When we started, we created a centralized authentication scheme: each proxy instance called an authentication URL when a user attempted to connect, and successful responses were cached for a time. This was easy to write, and allowed us to maintain a single canonical copy of our authentication: the database.
It did however give us two big problems:
- Massive single point of failure
- High latency for distant locations
The single point of failure was a looming problem that thankfully only raised its head twice. Our central server sat in a rather nice data centre, with a top-end provider, but it was still a huge risk anytime work was being done on the server or its software. As the network grew, this clearly needed to change.
It was actually the latency issue that prompted us to move to a new solution. Users of our Tokyo proxy reported problems where requests were taking too long to execute, or simply timing out. We eventually isolated the cause as being timeouts on authentication, exacerbated by some packet loss on the ocean crossing.
Our solution involved creating two new columns in our servers table: users_actual, and users_desired. These integers represent the actual version of the authentication file on that server, and the desired version. When a user adds a server to their account, we update that server’s row, setting users_desired = users_actual + 1. When a contract expires, we update the servers that contract had access to in a similar manner.
In addition, we have a cron job running every minute, identifying servers where users_desired > users_actual. The cron job finds users with access to the server in question, pushes a new authentication file to those servers, and updates their users_actual to match users_desired when the operation returns. This is managed within a MySQL transaction to avoid race conditions.
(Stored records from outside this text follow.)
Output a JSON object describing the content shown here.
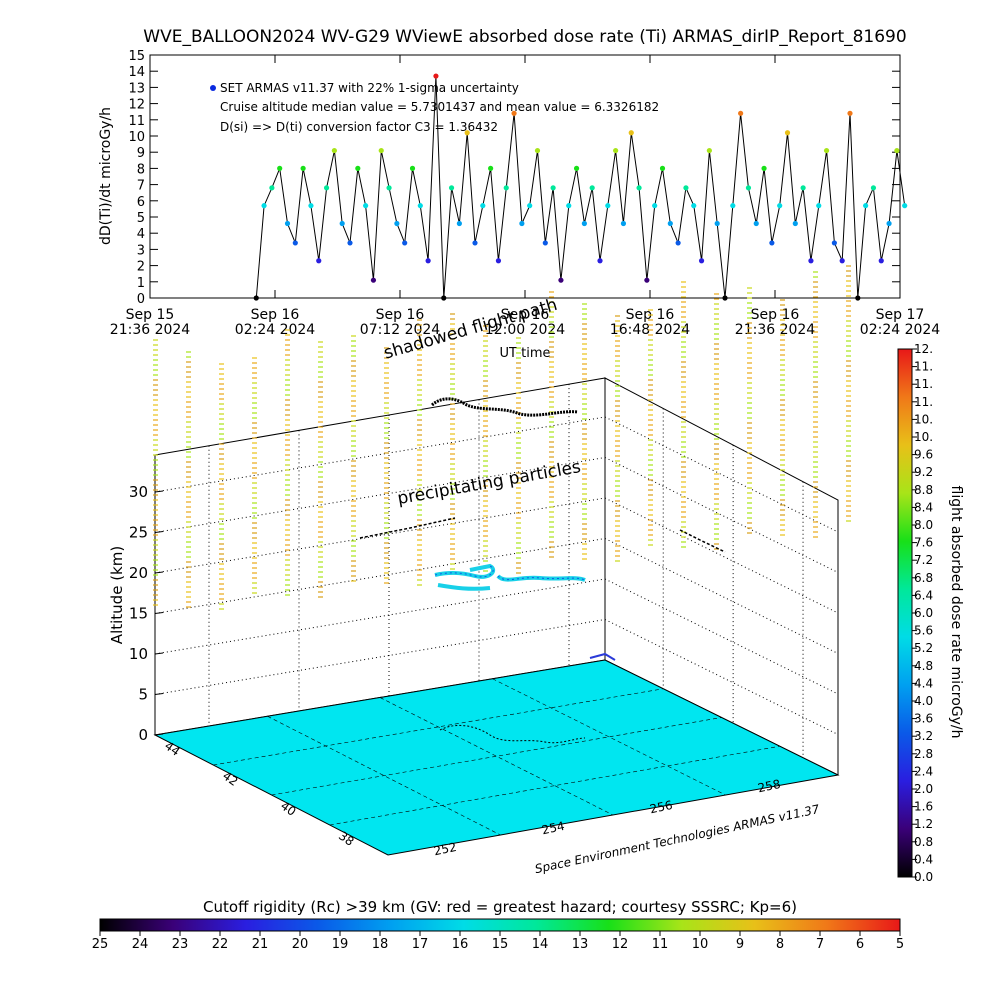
{
  "title": "WVE_BALLOON2024 WV-G29 WViewE absorbed dose rate (Ti) ARMAS_dirIP_Report_81690",
  "colors": {
    "black": "#000000",
    "surface": "#00e6f0",
    "rainbow": [
      "#000000",
      "#3a0078",
      "#2a1ee0",
      "#0a5ae8",
      "#00a0f0",
      "#00dce6",
      "#00e89a",
      "#18e018",
      "#a8e418",
      "#e8c018",
      "#f07818",
      "#e81818"
    ]
  },
  "chart_data": [
    {
      "type": "scatter",
      "title": "WVE_BALLOON2024 WV-G29 WViewE absorbed dose rate (Ti) ARMAS_dirIP_Report_81690",
      "ylabel": "dD(Ti)/dt microGy/h",
      "xlabel": "UT time",
      "ylim": [
        0,
        15
      ],
      "yticks": [
        "0",
        "1",
        "2",
        "3",
        "4",
        "5",
        "6",
        "7",
        "8",
        "9",
        "10",
        "11",
        "12",
        "13",
        "14",
        "15"
      ],
      "xticks": [
        {
          "day": "Sep 15",
          "time": "21:36 2024"
        },
        {
          "day": "Sep 16",
          "time": "02:24 2024"
        },
        {
          "day": "Sep 16",
          "time": "07:12 2024"
        },
        {
          "day": "Sep 16",
          "time": "12:00 2024"
        },
        {
          "day": "Sep 16",
          "time": "16:48 2024"
        },
        {
          "day": "Sep 16",
          "time": "21:36 2024"
        },
        {
          "day": "Sep 17",
          "time": "02:24 2024"
        }
      ],
      "annotations": [
        "SET ARMAS v11.37 with 22% 1-sigma uncertainty",
        "Cruise altitude median value = 5.7301437 and mean value = 6.3326182",
        "D(si) => D(ti) conversion factor C3 = 1.36432"
      ],
      "series": [
        {
          "name": "SET ARMAS v11.37 with 22% 1-sigma uncertainty",
          "x_hours_from_start": [
            0.0,
            0.3,
            0.6,
            0.9,
            1.2,
            1.5,
            1.8,
            2.1,
            2.4,
            2.7,
            3.0,
            3.3,
            3.6,
            3.9,
            4.2,
            4.5,
            4.8,
            5.1,
            5.4,
            5.7,
            6.0,
            6.3,
            6.6,
            6.9,
            7.2,
            7.5,
            7.8,
            8.1,
            8.4,
            8.7,
            9.0,
            9.3,
            9.6,
            9.9,
            10.2,
            10.5,
            10.8,
            11.1,
            11.4,
            11.7,
            12.0,
            12.3,
            12.6,
            12.9,
            13.2,
            13.5,
            13.8,
            14.1,
            14.4,
            14.7,
            15.0,
            15.3,
            15.6,
            15.9,
            16.2,
            16.5,
            16.8,
            17.1,
            17.4,
            17.7,
            18.0,
            18.3,
            18.6,
            18.9,
            19.2,
            19.5,
            19.8,
            20.1,
            20.4,
            20.7,
            21.0,
            21.3,
            21.6,
            21.9,
            22.2,
            22.5,
            22.8,
            23.1,
            23.4,
            23.7,
            24.0,
            24.3,
            24.6,
            24.9
          ],
          "values": [
            0,
            5.7,
            6.8,
            8,
            4.6,
            3.4,
            8,
            5.7,
            2.3,
            6.8,
            9.1,
            4.6,
            3.4,
            8,
            5.7,
            1.1,
            9.1,
            6.8,
            4.6,
            3.4,
            8,
            5.7,
            2.3,
            13.7,
            0,
            6.8,
            4.6,
            10.2,
            3.4,
            5.7,
            8,
            2.3,
            6.8,
            11.4,
            4.6,
            5.7,
            9.1,
            3.4,
            6.8,
            1.1,
            5.7,
            8,
            4.6,
            6.8,
            2.3,
            5.7,
            9.1,
            4.6,
            10.2,
            6.8,
            1.1,
            5.7,
            8,
            4.6,
            3.4,
            6.8,
            5.7,
            2.3,
            9.1,
            4.6,
            0,
            5.7,
            11.4,
            6.8,
            4.6,
            8,
            3.4,
            5.7,
            10.2,
            4.6,
            6.8,
            2.3,
            5.7,
            9.1,
            3.4,
            2.3,
            11.4,
            0,
            5.7,
            6.8,
            2.3,
            4.6,
            9.1,
            5.7
          ]
        }
      ]
    },
    {
      "type": "scatter",
      "title": "",
      "zlabel": "Altitude (km)",
      "zticks": [
        "0",
        "5",
        "10",
        "15",
        "20",
        "25",
        "30"
      ],
      "lat_ticks": [
        "44",
        "42",
        "40",
        "38"
      ],
      "lon_ticks": [
        "252",
        "254",
        "256",
        "258"
      ],
      "overlay_labels": [
        "shadowed flight path",
        "precipitating particles"
      ],
      "credit": "Space Environment Technologies ARMAS v11.37",
      "colorbar": {
        "label": "flight absorbed dose rate microGy/h",
        "ticks": [
          "0.0",
          "0.4",
          "0.8",
          "1.2",
          "1.6",
          "2.0",
          "2.4",
          "2.8",
          "3.2",
          "3.6",
          "4.0",
          "4.4",
          "4.8",
          "5.2",
          "5.6",
          "6.0",
          "6.4",
          "6.8",
          "7.2",
          "7.6",
          "8.0",
          "8.4",
          "8.8",
          "9.2",
          "9.6",
          "10.",
          "10.",
          "11.",
          "11.",
          "11.",
          "12."
        ]
      }
    },
    {
      "type": "heatmap",
      "title": "Cutoff rigidity (Rc) >39 km (GV: red = greatest hazard; courtesy SSSRC; Kp=6)",
      "ticks": [
        "25",
        "24",
        "23",
        "22",
        "21",
        "20",
        "19",
        "18",
        "17",
        "16",
        "15",
        "14",
        "13",
        "12",
        "11",
        "10",
        "9",
        "8",
        "7",
        "6",
        "5"
      ]
    }
  ]
}
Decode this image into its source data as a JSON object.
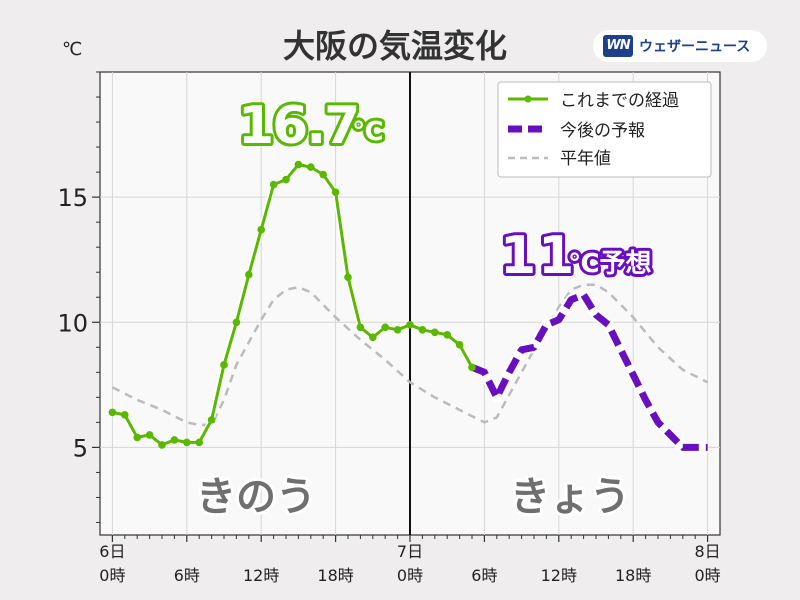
{
  "brand": {
    "logo_text": "WN",
    "name": "ウェザーニュース",
    "color": "#1d3f8c"
  },
  "chart_data": {
    "type": "line",
    "title": "大阪の気温変化",
    "yunit": "℃",
    "ylim": [
      1.5,
      20
    ],
    "xlim": [
      -1,
      49
    ],
    "yticks": [
      5,
      10,
      15
    ],
    "y_minor_step": 1,
    "x_major_ticks": [
      0,
      6,
      12,
      18,
      24,
      30,
      36,
      42,
      48
    ],
    "x_tick_labels": [
      [
        "6日",
        "0時"
      ],
      [
        "",
        "6時"
      ],
      [
        "",
        "12時"
      ],
      [
        "",
        "18時"
      ],
      [
        "7日",
        "0時"
      ],
      [
        "",
        "6時"
      ],
      [
        "",
        "12時"
      ],
      [
        "",
        "18時"
      ],
      [
        "8日",
        "0時"
      ]
    ],
    "divider_x": 24,
    "grid": true,
    "legend_position": "top-right",
    "series": [
      {
        "name": "これまでの経過",
        "style": "solid-markers",
        "color": "#59b800",
        "x": [
          0,
          1,
          2,
          3,
          4,
          5,
          6,
          7,
          8,
          9,
          10,
          11,
          12,
          13,
          14,
          15,
          16,
          17,
          18,
          19,
          20,
          21,
          22,
          23,
          24,
          25,
          26,
          27,
          28,
          29
        ],
        "values": [
          6.4,
          6.3,
          5.4,
          5.5,
          5.1,
          5.3,
          5.2,
          5.2,
          6.1,
          8.3,
          10.0,
          11.9,
          13.7,
          15.5,
          15.7,
          16.3,
          16.2,
          15.9,
          15.2,
          11.8,
          9.8,
          9.4,
          9.8,
          9.7,
          9.9,
          9.7,
          9.6,
          9.5,
          9.1,
          8.2
        ]
      },
      {
        "name": "今後の予報",
        "style": "thick-dash",
        "color": "#6a0fc0",
        "x": [
          29,
          30,
          31,
          32,
          33,
          34,
          35,
          36,
          37,
          38,
          39,
          40,
          41,
          42,
          43,
          44,
          45,
          46,
          47,
          48
        ],
        "values": [
          8.2,
          8.0,
          7.0,
          8.0,
          8.9,
          9.0,
          9.9,
          10.1,
          10.9,
          11.1,
          10.3,
          9.9,
          8.9,
          7.9,
          6.9,
          6.0,
          5.5,
          5.0,
          5.0,
          5.0
        ]
      },
      {
        "name": "平年値",
        "style": "dashed",
        "color": "#bbbbbb",
        "x": [
          0,
          2,
          4,
          6,
          7,
          8,
          9,
          10,
          12,
          13,
          14,
          15,
          16,
          18,
          20,
          22,
          24,
          26,
          28,
          30,
          31,
          32,
          34,
          36,
          37,
          38,
          39,
          40,
          42,
          44,
          46,
          48
        ],
        "values": [
          7.4,
          6.9,
          6.5,
          6.0,
          5.9,
          5.9,
          6.9,
          8.3,
          10.1,
          10.9,
          11.3,
          11.4,
          11.2,
          10.2,
          9.3,
          8.5,
          7.6,
          7.0,
          6.5,
          6.0,
          6.2,
          7.1,
          8.9,
          10.6,
          11.3,
          11.5,
          11.5,
          11.2,
          10.2,
          9.0,
          8.1,
          7.6
        ]
      }
    ],
    "annotations": {
      "max_label_value": "16.7",
      "max_label_unit": "℃",
      "forecast_label_value": "11",
      "forecast_label_suffix": "℃予想",
      "yesterday": "きのう",
      "today": "きょう"
    }
  }
}
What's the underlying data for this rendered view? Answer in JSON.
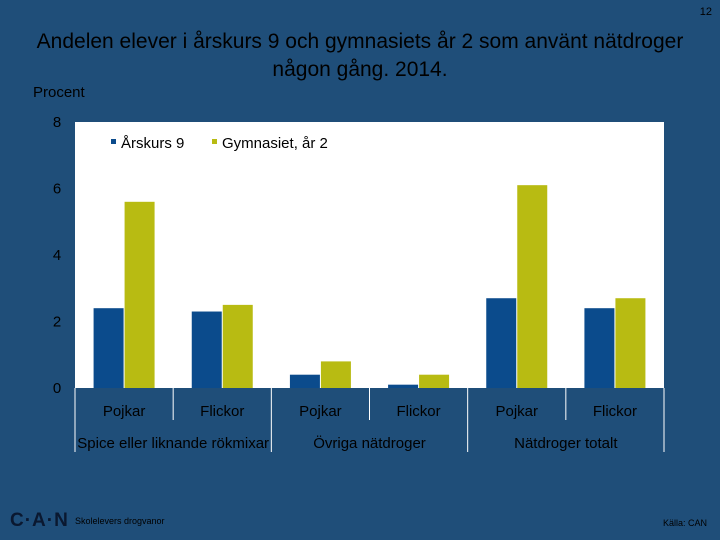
{
  "page_number": "12",
  "colors": {
    "background": "#1f4e79",
    "plot_background": "#ffffff",
    "series_1": "#0b4b8c",
    "series_2": "#b8bb12"
  },
  "footer": {
    "logo": "C·A·N",
    "subtitle": "Skolelevers drogvanor",
    "source": "Källa: CAN"
  },
  "chart_data": {
    "type": "bar",
    "title": "Andelen elever i årskurs 9 och gymnasiets år 2 som använt nätdroger någon gång. 2014.",
    "ylabel": "Procent",
    "ylim": [
      0,
      8
    ],
    "yticks": [
      0,
      2,
      4,
      6,
      8
    ],
    "categories": [
      "Pojkar",
      "Flickor",
      "Pojkar",
      "Flickor",
      "Pojkar",
      "Flickor"
    ],
    "groups": [
      "Spice eller liknande rökmixar",
      "Övriga nätdroger",
      "Nätdroger totalt"
    ],
    "series": [
      {
        "name": "Årskurs 9",
        "values": [
          2.4,
          2.3,
          0.4,
          0.1,
          2.7,
          2.4
        ]
      },
      {
        "name": "Gymnasiet, år 2",
        "values": [
          5.6,
          2.5,
          0.8,
          0.4,
          6.1,
          2.7
        ]
      }
    ],
    "legend_position": "top-left",
    "grid": false
  }
}
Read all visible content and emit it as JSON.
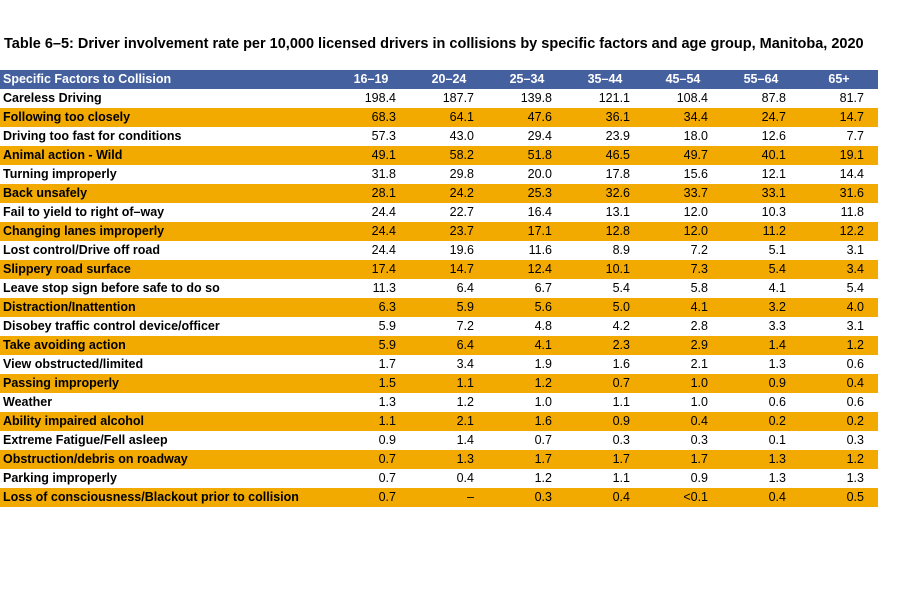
{
  "title": "Table 6–5: Driver involvement rate per 10,000 licensed drivers in collisions by specific factors and age group, Manitoba, 2020",
  "table": {
    "header": [
      "Specific Factors to Collision",
      "16–19",
      "20–24",
      "25–34",
      "35–44",
      "45–54",
      "55–64",
      "65+"
    ],
    "rows": [
      [
        "Careless Driving",
        "198.4",
        "187.7",
        "139.8",
        "121.1",
        "108.4",
        "87.8",
        "81.7"
      ],
      [
        "Following too closely",
        "68.3",
        "64.1",
        "47.6",
        "36.1",
        "34.4",
        "24.7",
        "14.7"
      ],
      [
        "Driving too fast for conditions",
        "57.3",
        "43.0",
        "29.4",
        "23.9",
        "18.0",
        "12.6",
        "7.7"
      ],
      [
        "Animal action - Wild",
        "49.1",
        "58.2",
        "51.8",
        "46.5",
        "49.7",
        "40.1",
        "19.1"
      ],
      [
        "Turning improperly",
        "31.8",
        "29.8",
        "20.0",
        "17.8",
        "15.6",
        "12.1",
        "14.4"
      ],
      [
        "Back unsafely",
        "28.1",
        "24.2",
        "25.3",
        "32.6",
        "33.7",
        "33.1",
        "31.6"
      ],
      [
        "Fail to yield to right of–way",
        "24.4",
        "22.7",
        "16.4",
        "13.1",
        "12.0",
        "10.3",
        "11.8"
      ],
      [
        "Changing lanes improperly",
        "24.4",
        "23.7",
        "17.1",
        "12.8",
        "12.0",
        "11.2",
        "12.2"
      ],
      [
        "Lost control/Drive off road",
        "24.4",
        "19.6",
        "11.6",
        "8.9",
        "7.2",
        "5.1",
        "3.1"
      ],
      [
        "Slippery road surface",
        "17.4",
        "14.7",
        "12.4",
        "10.1",
        "7.3",
        "5.4",
        "3.4"
      ],
      [
        "Leave stop sign before safe to do so",
        "11.3",
        "6.4",
        "6.7",
        "5.4",
        "5.8",
        "4.1",
        "5.4"
      ],
      [
        "Distraction/Inattention",
        "6.3",
        "5.9",
        "5.6",
        "5.0",
        "4.1",
        "3.2",
        "4.0"
      ],
      [
        "Disobey traffic control device/officer",
        "5.9",
        "7.2",
        "4.8",
        "4.2",
        "2.8",
        "3.3",
        "3.1"
      ],
      [
        "Take avoiding action",
        "5.9",
        "6.4",
        "4.1",
        "2.3",
        "2.9",
        "1.4",
        "1.2"
      ],
      [
        "View obstructed/limited",
        "1.7",
        "3.4",
        "1.9",
        "1.6",
        "2.1",
        "1.3",
        "0.6"
      ],
      [
        "Passing improperly",
        "1.5",
        "1.1",
        "1.2",
        "0.7",
        "1.0",
        "0.9",
        "0.4"
      ],
      [
        "Weather",
        "1.3",
        "1.2",
        "1.0",
        "1.1",
        "1.0",
        "0.6",
        "0.6"
      ],
      [
        "Ability impaired alcohol",
        "1.1",
        "2.1",
        "1.6",
        "0.9",
        "0.4",
        "0.2",
        "0.2"
      ],
      [
        "Extreme Fatigue/Fell asleep",
        "0.9",
        "1.4",
        "0.7",
        "0.3",
        "0.3",
        "0.1",
        "0.3"
      ],
      [
        "Obstruction/debris on roadway",
        "0.7",
        "1.3",
        "1.7",
        "1.7",
        "1.7",
        "1.3",
        "1.2"
      ],
      [
        "Parking improperly",
        "0.7",
        "0.4",
        "1.2",
        "1.1",
        "0.9",
        "1.3",
        "1.3"
      ],
      [
        "Loss of consciousness/Blackout prior to collision",
        "0.7",
        "–",
        "0.3",
        "0.4",
        "<0.1",
        "0.4",
        "0.5"
      ]
    ]
  }
}
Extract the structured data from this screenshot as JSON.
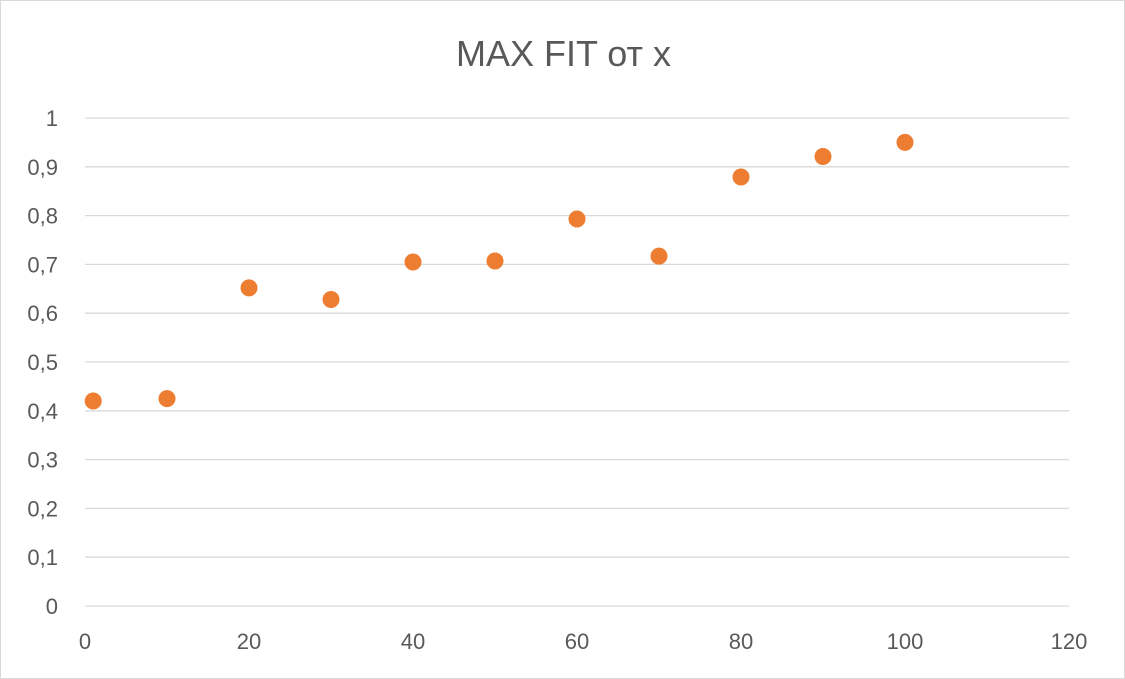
{
  "chart_data": {
    "type": "scatter",
    "title": "MAX FIT от x",
    "xlabel": "",
    "ylabel": "",
    "xlim": [
      0,
      120
    ],
    "ylim": [
      0,
      1
    ],
    "x_ticks": [
      0,
      20,
      40,
      60,
      80,
      100,
      120
    ],
    "y_ticks": [
      0,
      0.1,
      0.2,
      0.3,
      0.4,
      0.5,
      0.6,
      0.7,
      0.8,
      0.9,
      1
    ],
    "x_tick_labels": [
      "0",
      "20",
      "40",
      "60",
      "80",
      "100",
      "120"
    ],
    "y_tick_labels": [
      "0",
      "0,1",
      "0,2",
      "0,3",
      "0,4",
      "0,5",
      "0,6",
      "0,7",
      "0,8",
      "0,9",
      "1"
    ],
    "grid": "horizontal",
    "legend": "none",
    "marker_color": "#ed7d31",
    "series": [
      {
        "x": [
          1,
          10,
          20,
          30,
          40,
          50,
          60,
          70,
          80,
          90,
          100
        ],
        "y": [
          0.42,
          0.425,
          0.652,
          0.628,
          0.705,
          0.707,
          0.793,
          0.717,
          0.879,
          0.921,
          0.95
        ]
      }
    ]
  }
}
On the administration side, we have a button on each contract management page that allows us to update the users_desired for all servers accessible to that contract’s users. This extra push is rarely used, but helpful in some weird cases.
By managing things with auth versions (rather than simply pushing credentials to all the servers as needed), we’re able to handle servers being down during the push. When you’re managing a network with 70 different suppliers, they can’t all be winners, so this happens with some frequency. If we simply pushed on demand we’d need a secondary mechanism to handle re-pushing later to the recovering server. By using auth versions, we have one mechanism that handles authentication. By setting users_desired = users_actual + 1, we also avoid updating a server repeatedly after it comes online because multiple updates were queued.
This distributed mechanism has worked quite well since rollout, and it’s becoming easier to manage with more granular options now available in our administration tools. I haven’t felt even remotely tempted to change this, which I feel is often a great sign of stability for a system. During our recent migration of properties to a single co-located server here in Toronto, having distributed auth was a great relief; even if things went poorly, our paying customers would still be able to access the network.